Willem Claeszoon Heda, Nature morte à la tarte au mûre, 1660. 

Rembrandt, Ronde de nuit, 1640. 

Rembrandt, Le christ sur la tempête du lac Galilée, 1633. 

Vermeer, L’astronome, 1668. 

Vermeer, La jeune fille à la perle, 1665. 

Franz Hals, Réunion des officiers et sous-officiers du corps des archers de Saint-Adrien, 1613. 

Van Honthorst, le Marieur, 1625. 

Dirk Van barburen, Le couronnement d’épines, 1623. 

Je propose de remonter un peu dans le temps, vers la peinture flamande, après l’impressionnisme de Caillebotte, l’art nouveau viennois et Mondrian ! 

La peinture du XVIIème siècle flamande, aussi appelée peinture du siècle d’or, correspond à une période fastueuse pour les Provinces Unies, à l’époque région dominante du monde. Braudel place ainsi à cette époque Amsterdam comme le centre européen de l’époque. Plus précisément le siècle d’or prend place entre les années 1623 et l’invasion française de 1672, par les armées de Louis XIV, marquant la fin de la domination des Provinces-Unies. Il est intéressant de noter que le XVIIème siècle est habituellement le siècle du baroque ( Rubens, Brueghel, Van Dyck, Caravage, le Bernin, le Lorrain, La Tour, Velasquez… ) touchant évidemment aussi les peintres flamands. Cependant cette peinture du siècle d’or va s’autonomiser par rapport à la mode dominante en Europe pour se singulariser, au delà de l’usage du clair-obscur que l’on sait dominant. Cette peinture est ainsi dépourvue d’idéalisation, des embellissements et des ornements baroques, tout en en partageant l’inquiétude et la noirceur, ce que l’on voit notamment par la présence de nombreuses vanités, comme chez Claesz et Heda mais aussi par des scènes christiques nombreuses, conséquences du Concile de Trente, dont Dirk Van Barburen est coutumier.

La tendance majeure de la peinture flamande est cela dit celle d’un réalisme froid, héritier de l’art primitif flamand. On remarque d’ailleurs que plus on remonte vers le nord de l’Europe, plus l’art suit cette tendance d’un réalisme froid, presque morbide. Ce que l’on remarque c’est la diversité des scènes, entre le paysage, les scènes maritimes, les portraits, les natures mortes, les scènes christiques, les peintures de genre, ce qui fait la richesse du genre flamand, qui n’hésite d’ailleurs pas à mélanger plusieurs de ces catégories dans un même tableau. 

D’un point de vue plus général j’apprécie cette période pour son esthétique noire, réaliste, en réaction contre les idéalisations baroques du sud de l’Europe, marquant une époque de révolutions multiples, à la fois économiques, sociales et religieuses.
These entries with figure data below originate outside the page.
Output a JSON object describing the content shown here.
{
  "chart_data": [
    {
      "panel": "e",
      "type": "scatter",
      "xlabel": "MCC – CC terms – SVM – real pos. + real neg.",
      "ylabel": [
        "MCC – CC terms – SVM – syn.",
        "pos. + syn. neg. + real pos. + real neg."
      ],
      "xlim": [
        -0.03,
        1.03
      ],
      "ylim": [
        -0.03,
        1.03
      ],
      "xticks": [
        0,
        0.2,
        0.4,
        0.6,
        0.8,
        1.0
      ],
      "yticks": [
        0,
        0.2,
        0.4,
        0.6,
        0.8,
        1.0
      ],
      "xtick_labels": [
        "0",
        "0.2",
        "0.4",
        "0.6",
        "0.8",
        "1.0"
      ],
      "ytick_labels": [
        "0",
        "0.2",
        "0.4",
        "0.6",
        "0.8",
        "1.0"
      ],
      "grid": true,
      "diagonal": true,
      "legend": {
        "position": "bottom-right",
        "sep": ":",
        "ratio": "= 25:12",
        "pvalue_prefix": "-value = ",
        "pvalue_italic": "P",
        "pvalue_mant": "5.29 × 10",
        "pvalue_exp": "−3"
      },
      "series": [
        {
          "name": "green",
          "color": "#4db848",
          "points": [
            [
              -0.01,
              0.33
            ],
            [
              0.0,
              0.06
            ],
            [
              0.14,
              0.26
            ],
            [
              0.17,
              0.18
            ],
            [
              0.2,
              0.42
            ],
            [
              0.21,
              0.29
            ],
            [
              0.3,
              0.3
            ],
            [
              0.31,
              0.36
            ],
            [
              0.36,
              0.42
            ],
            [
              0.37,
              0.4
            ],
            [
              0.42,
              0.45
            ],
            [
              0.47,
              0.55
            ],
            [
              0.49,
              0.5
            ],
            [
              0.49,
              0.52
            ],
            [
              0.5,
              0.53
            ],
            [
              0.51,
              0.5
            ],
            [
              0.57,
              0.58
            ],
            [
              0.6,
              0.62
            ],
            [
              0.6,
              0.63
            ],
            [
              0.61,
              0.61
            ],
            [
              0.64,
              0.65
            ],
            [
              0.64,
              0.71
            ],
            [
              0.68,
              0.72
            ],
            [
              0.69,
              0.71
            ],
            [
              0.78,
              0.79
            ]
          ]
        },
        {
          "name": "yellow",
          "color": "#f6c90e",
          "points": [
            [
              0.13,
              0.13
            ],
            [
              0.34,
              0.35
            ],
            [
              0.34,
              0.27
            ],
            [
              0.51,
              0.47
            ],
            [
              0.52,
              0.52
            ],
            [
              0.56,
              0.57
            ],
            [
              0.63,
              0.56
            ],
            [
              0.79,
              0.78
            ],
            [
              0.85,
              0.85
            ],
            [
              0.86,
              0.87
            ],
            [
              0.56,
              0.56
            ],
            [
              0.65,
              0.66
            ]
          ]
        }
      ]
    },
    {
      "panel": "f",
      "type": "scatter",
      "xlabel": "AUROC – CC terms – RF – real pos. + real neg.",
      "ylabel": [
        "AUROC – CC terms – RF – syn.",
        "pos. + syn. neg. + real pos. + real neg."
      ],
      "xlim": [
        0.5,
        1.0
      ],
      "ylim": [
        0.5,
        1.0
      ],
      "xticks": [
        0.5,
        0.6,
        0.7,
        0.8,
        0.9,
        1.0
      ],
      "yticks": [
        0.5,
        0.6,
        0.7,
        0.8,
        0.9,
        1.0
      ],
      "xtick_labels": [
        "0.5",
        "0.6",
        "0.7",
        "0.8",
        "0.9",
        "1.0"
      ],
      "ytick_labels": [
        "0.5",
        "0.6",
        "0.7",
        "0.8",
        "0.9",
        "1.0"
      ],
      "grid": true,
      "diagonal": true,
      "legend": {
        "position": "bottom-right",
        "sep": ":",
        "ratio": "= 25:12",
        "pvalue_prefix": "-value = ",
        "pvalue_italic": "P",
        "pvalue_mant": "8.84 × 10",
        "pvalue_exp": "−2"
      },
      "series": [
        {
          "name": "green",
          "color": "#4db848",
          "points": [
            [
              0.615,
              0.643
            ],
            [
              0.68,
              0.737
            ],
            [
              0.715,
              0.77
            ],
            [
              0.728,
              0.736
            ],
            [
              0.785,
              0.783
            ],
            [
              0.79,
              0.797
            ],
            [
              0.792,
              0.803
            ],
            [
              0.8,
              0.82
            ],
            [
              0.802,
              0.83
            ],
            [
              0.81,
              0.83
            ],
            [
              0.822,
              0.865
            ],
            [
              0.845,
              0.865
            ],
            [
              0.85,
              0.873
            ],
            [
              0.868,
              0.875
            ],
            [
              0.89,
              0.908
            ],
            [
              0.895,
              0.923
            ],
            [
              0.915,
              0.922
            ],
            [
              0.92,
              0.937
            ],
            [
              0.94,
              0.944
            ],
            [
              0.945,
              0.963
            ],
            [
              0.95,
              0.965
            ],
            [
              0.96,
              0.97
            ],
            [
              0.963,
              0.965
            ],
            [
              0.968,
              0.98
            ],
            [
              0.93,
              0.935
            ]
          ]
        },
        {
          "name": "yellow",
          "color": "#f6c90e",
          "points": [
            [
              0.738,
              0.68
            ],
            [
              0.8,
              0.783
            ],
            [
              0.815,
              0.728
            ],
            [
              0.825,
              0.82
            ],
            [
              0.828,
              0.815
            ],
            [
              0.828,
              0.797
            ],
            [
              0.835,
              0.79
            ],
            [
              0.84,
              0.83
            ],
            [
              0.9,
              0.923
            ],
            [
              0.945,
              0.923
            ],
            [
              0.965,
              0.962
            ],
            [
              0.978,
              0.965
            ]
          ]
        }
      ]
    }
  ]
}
La noirceur et le réalisme de l’art flamand sont révélateurs d’un changement d’attitude et d’une inquiétude métaphysique allant de paire avec les grandes découvertes scientifiques du temps et la place de l’homme dans l’univers. La peinture est à la fois témoin et actrice de son époque. 

A noter que la postérité de cet art flamand sera tellement grande qu’elle écrasera malheureusement les artistes qui suivirent. Si l’on excepte Van Gogh qui est autant français que hollandais, aucun artiste hollandais n’accédera à la postérité comme les peintres de cette époque.